Came across this question in one of the interview samples. A 16-byte aligned allocation has already been answered in How to allocate aligned memory only using the standard library?
But, I have a specific question in the same regarding the mask used to zero down the last 4 bits. This mask “~0F” has been used such that the resulting address is divisible by 16. What should be done to achieve the same for 32-byte alignment/divisibility?
First, the question you referred to is 16-byte alignment, not 16-bit alignment.
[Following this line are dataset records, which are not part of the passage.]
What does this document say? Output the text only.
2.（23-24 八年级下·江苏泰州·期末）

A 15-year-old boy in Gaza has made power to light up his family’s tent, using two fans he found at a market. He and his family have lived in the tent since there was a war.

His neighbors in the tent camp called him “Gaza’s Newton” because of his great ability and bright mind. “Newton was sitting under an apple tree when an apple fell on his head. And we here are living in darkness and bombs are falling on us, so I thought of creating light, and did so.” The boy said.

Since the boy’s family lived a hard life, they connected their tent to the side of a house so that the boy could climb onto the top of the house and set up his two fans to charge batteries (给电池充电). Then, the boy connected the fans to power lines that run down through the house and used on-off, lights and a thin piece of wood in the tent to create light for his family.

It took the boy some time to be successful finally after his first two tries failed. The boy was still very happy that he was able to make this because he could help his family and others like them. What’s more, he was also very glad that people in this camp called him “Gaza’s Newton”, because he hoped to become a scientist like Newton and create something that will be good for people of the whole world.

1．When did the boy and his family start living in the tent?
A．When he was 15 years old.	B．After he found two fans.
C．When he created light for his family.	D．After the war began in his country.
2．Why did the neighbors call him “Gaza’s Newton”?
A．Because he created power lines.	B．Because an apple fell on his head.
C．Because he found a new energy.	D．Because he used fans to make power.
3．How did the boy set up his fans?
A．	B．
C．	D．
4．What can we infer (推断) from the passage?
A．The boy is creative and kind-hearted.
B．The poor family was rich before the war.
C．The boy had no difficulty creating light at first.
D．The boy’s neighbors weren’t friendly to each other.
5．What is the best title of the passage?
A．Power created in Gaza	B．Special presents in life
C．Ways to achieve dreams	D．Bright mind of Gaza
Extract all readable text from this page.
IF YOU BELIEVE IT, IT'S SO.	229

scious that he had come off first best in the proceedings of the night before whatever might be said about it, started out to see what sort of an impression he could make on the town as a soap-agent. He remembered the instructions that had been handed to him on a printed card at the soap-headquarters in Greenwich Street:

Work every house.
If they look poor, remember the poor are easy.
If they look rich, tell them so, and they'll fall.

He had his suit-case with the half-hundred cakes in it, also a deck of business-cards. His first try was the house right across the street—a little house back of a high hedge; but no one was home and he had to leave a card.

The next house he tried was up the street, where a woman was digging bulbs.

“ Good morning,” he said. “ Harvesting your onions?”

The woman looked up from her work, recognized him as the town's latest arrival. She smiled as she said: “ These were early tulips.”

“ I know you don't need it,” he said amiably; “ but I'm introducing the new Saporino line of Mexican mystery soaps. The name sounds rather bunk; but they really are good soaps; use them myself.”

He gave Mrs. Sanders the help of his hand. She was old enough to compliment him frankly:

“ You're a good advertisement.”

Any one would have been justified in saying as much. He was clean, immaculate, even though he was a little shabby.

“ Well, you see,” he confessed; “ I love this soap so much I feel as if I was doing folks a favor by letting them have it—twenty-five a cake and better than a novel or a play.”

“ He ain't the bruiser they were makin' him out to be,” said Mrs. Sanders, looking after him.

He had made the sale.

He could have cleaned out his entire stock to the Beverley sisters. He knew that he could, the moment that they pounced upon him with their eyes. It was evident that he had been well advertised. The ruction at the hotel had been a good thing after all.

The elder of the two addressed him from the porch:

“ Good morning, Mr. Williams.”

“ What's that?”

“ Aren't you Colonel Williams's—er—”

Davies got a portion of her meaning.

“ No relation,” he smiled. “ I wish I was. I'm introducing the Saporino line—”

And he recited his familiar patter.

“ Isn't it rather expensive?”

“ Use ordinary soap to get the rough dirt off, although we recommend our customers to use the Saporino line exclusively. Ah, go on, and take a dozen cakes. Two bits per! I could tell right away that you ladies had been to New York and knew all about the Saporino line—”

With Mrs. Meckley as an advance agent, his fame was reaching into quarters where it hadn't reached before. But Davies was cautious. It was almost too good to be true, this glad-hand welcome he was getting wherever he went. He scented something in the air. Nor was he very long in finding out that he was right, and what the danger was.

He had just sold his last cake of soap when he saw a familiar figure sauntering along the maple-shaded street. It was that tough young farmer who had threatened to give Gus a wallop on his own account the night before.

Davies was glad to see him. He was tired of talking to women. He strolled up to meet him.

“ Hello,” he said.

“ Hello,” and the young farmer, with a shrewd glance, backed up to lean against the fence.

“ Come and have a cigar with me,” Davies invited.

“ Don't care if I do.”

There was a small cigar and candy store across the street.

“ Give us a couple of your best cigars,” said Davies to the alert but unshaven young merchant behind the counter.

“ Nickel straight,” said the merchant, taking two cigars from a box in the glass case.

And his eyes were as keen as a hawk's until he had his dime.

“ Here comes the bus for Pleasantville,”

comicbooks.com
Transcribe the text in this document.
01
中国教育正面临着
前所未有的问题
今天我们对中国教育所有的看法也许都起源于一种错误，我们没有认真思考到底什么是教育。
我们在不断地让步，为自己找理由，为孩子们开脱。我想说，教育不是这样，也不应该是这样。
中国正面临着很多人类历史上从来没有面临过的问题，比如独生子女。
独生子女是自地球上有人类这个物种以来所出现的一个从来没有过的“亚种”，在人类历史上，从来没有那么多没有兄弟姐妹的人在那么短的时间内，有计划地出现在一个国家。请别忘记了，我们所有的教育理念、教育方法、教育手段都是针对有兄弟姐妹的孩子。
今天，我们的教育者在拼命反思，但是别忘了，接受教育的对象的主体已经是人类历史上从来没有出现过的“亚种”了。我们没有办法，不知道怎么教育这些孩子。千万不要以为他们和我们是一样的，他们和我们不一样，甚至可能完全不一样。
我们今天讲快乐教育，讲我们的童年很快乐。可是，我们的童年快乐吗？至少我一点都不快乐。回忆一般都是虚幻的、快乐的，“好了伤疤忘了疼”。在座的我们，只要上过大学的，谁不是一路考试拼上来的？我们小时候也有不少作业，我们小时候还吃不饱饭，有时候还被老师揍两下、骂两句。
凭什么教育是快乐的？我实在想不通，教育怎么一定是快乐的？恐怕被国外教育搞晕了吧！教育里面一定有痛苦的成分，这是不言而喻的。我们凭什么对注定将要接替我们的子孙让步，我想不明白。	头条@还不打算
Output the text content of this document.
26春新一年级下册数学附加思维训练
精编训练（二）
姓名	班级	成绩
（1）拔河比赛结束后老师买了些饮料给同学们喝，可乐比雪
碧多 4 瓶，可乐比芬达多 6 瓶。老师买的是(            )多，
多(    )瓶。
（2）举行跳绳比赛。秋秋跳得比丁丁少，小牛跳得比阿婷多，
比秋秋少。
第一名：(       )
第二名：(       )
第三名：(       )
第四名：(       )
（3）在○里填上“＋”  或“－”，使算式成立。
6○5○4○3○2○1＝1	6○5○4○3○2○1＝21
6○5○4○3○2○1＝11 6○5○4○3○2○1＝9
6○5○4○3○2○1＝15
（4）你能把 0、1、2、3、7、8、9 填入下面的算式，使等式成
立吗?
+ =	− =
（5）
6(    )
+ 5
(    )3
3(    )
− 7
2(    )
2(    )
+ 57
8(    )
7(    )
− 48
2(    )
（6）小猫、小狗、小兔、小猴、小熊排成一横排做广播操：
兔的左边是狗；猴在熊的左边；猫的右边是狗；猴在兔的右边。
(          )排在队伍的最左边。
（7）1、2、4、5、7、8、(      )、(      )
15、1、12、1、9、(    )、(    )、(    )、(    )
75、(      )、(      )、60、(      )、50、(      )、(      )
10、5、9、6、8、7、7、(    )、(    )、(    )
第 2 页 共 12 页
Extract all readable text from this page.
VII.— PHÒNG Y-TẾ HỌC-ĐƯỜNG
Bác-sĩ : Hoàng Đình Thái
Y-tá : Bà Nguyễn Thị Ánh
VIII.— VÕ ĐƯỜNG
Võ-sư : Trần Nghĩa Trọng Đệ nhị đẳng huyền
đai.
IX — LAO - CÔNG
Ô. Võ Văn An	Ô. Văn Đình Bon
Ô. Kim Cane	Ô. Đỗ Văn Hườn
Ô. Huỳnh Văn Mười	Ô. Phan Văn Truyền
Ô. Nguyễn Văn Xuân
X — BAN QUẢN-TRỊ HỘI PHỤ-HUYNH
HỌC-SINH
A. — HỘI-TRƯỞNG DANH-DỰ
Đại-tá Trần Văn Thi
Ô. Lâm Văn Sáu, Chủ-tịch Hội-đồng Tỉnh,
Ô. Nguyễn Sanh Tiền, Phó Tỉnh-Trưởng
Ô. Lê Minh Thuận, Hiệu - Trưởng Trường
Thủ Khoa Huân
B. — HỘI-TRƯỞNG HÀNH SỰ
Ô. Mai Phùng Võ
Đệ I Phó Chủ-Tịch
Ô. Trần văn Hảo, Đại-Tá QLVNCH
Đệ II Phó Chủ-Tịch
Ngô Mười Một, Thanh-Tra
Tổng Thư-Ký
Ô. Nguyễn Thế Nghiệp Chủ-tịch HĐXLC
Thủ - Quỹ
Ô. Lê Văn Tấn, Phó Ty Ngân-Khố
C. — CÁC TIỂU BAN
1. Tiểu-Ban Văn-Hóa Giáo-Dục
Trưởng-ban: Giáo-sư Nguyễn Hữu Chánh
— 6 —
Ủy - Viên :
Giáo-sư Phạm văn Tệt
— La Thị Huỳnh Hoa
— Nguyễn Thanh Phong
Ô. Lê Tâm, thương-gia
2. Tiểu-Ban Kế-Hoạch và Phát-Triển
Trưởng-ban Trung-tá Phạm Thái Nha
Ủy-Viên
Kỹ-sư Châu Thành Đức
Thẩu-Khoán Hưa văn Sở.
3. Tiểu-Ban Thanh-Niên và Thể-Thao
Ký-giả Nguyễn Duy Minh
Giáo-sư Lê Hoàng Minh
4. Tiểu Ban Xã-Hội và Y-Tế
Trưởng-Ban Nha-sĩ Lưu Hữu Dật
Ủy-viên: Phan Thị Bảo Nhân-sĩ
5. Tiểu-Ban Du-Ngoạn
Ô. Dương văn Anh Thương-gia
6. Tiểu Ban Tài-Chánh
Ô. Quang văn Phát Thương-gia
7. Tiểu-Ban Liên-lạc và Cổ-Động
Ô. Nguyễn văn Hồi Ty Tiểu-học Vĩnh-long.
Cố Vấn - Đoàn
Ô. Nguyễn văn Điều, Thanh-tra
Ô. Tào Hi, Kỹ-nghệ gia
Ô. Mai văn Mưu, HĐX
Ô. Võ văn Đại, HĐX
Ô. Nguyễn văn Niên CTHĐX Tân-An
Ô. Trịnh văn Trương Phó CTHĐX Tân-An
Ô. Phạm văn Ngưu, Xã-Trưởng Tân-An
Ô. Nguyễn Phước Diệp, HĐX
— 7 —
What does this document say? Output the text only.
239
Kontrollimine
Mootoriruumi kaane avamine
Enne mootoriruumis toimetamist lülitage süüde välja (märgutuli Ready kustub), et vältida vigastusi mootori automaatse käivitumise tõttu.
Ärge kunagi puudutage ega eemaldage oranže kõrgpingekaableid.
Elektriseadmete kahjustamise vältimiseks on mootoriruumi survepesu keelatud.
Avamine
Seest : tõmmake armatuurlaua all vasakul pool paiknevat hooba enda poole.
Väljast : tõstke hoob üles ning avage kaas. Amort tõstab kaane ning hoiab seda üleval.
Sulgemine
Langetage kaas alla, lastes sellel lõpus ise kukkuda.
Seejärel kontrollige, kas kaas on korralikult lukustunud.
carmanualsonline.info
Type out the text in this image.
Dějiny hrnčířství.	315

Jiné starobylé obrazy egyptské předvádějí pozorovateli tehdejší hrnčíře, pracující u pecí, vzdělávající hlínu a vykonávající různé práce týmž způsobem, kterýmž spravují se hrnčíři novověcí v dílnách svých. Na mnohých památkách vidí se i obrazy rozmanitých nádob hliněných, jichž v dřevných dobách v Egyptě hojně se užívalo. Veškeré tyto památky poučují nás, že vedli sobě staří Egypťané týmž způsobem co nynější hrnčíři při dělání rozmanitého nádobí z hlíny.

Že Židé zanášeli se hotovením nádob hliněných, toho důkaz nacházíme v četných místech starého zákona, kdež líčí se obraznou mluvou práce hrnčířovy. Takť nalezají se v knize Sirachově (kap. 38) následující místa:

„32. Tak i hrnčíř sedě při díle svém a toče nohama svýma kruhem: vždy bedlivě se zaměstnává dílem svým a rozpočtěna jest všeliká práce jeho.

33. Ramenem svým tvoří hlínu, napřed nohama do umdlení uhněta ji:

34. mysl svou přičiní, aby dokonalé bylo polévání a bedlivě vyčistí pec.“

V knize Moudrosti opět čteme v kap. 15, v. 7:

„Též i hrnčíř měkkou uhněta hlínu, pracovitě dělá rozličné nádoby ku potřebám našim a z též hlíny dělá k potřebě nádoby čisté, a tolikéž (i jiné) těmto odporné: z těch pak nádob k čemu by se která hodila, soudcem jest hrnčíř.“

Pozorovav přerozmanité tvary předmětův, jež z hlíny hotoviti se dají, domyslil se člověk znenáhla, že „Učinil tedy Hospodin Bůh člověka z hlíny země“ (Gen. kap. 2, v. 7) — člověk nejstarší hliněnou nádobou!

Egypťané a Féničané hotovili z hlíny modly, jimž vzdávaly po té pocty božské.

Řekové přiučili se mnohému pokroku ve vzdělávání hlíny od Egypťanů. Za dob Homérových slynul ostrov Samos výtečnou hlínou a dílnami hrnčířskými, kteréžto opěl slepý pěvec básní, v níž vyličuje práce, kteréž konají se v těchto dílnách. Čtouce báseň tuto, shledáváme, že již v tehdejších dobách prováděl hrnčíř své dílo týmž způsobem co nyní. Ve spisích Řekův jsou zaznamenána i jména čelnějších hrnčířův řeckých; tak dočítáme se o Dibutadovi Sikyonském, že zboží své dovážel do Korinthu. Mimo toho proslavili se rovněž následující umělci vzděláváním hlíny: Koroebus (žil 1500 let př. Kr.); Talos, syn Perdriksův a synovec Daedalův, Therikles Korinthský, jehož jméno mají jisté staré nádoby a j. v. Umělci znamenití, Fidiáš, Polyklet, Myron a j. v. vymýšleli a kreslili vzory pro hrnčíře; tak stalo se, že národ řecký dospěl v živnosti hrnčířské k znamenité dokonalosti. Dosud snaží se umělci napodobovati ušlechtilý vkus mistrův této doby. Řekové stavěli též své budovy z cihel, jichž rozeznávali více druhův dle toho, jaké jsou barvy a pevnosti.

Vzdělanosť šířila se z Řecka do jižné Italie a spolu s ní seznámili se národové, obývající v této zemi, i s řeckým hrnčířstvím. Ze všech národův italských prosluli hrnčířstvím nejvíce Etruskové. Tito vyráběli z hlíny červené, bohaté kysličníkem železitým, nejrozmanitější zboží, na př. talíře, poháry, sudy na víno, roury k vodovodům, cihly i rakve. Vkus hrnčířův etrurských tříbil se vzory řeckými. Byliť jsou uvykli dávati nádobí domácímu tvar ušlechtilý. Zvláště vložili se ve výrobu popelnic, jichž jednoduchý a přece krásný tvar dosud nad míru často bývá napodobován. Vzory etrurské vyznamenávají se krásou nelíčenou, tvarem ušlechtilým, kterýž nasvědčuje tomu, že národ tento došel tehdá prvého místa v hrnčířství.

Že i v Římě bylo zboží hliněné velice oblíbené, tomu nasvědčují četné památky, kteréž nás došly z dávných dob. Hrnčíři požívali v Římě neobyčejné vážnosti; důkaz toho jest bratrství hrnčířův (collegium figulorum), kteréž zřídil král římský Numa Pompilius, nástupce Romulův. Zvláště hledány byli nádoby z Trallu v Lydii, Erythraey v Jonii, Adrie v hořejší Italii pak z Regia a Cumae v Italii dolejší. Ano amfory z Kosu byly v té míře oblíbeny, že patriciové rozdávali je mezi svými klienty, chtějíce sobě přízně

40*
Regarding your actual question, you just want to mask off 5 bits instead of 4 to make the result 32-byte aligned. So it would be
~0x1F.To clarify a bit:
To align a pointer to a 32 byte boundary, you want the last 5 bits of the address to be 0. (Since 100000 is 32 in binary, any multiple of 32 will end in 00000.)
0x1F is 11111 in binary. Since it’s a pointer, it’s actually some number of 0’s followed by 11111 – for example, with 64-bit pointers, it would be 59 0’s and 5 1’s. The ~ means that these values are inverted – so ~0x1F is 59 1’s followed by 5 0’s.
When you take
ptr & ~0x1F, the bitwise & causes all bits that are &’ed with 1 to stay the same, and all bits that are &’ed with 0 to be set to 0. So you end up with the original value of ptr, except that the last 5 bits have been set to 0. What this means is that we’ve subtracted some number between 0 and 31 in order to make ptr a multiple of 32, which was the goal.